Lolliguncula argus
- Conservation status: Data Deficient (IUCN 3.1)

Scientific classification
- Kingdom: Animalia
- Phylum: Mollusca
- Class: Cephalopoda
- Order: Myopsida
- Family: Loliginidae
- Genus: Lolliguncula
- Species: L. argus
- Binomial name: Lolliguncula argus Brakoniecki & Roper, 1985

= Lolliguncula argus =

- Genus: Lolliguncula
- Species: argus
- Authority: Brakoniecki & Roper, 1985
- Conservation status: DD

Species of squid

Lolliguncula argus, commonly known as the Argus brief squid or the Argus thumbstall squid, is a species of squid in the family Loliginidae. It is a coastal species, found in the eastern Pacific, near Ecuador and Costa Rica.

== Description ==
Due to its morphological characteristics, L. argus could easily be confused with other species of its genus.It is found on soft bottoms and within the water column, and the depths that it inhabits are usually between 0 and 70 m from the surface. L. Argus has a maximum mantle sizes are 30 mm for males and 39 mm for females. It is the only known myopsid to have its primary hectocotylization on the right ventral arm instead of the left.

== Anatomy ==
Lolliguncula argus is mainly characterized by their short, blunt mantle.
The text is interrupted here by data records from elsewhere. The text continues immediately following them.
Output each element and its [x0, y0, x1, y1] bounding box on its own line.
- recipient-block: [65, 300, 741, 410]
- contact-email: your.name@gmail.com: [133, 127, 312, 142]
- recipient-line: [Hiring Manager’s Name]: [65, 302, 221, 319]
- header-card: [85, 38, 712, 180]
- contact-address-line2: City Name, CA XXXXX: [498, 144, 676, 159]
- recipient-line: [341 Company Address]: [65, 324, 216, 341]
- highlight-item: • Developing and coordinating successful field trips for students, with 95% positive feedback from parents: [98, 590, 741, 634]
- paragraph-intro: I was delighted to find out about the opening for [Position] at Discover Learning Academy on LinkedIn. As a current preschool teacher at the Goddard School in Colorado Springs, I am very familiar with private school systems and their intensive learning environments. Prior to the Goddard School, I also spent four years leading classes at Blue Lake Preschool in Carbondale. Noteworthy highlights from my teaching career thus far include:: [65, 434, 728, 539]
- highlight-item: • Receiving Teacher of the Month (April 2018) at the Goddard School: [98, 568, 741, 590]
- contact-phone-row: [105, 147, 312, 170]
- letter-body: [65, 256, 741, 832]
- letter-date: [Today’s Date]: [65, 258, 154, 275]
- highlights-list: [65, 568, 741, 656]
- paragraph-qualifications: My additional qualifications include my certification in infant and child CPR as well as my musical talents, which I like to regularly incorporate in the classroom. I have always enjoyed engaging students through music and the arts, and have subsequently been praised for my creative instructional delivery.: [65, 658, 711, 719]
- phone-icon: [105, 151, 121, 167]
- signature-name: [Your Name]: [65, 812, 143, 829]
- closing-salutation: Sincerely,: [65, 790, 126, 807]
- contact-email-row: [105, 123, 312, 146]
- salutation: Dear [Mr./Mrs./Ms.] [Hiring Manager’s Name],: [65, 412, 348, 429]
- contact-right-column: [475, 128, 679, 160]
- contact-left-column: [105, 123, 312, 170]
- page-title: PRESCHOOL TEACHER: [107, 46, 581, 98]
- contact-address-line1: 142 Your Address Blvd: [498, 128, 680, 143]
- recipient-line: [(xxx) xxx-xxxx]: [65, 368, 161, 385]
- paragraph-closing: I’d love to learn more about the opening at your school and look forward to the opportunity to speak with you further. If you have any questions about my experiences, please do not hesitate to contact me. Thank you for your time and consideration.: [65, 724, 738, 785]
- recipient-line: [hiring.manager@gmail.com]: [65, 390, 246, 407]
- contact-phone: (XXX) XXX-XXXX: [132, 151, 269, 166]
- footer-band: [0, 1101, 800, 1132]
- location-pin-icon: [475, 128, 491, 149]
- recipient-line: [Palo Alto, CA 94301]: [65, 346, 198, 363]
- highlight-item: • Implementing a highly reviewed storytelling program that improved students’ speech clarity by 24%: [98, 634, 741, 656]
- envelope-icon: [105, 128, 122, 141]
The mantle has small fins, which are elliptical and take up about 25% of the total mantle length. Its tentacles are short and compact, without buccal suckers.

== Mating & habits ==
The ovulation pattern in L. argus is asynchronous, with multiple-batch spawning in a relatively short period of time. It breeds in the coastal waters off Puerto Ángel and in the Gulf of Tehuantepec. From some squid samples, three squid were discovered to have sardines in their stomachs.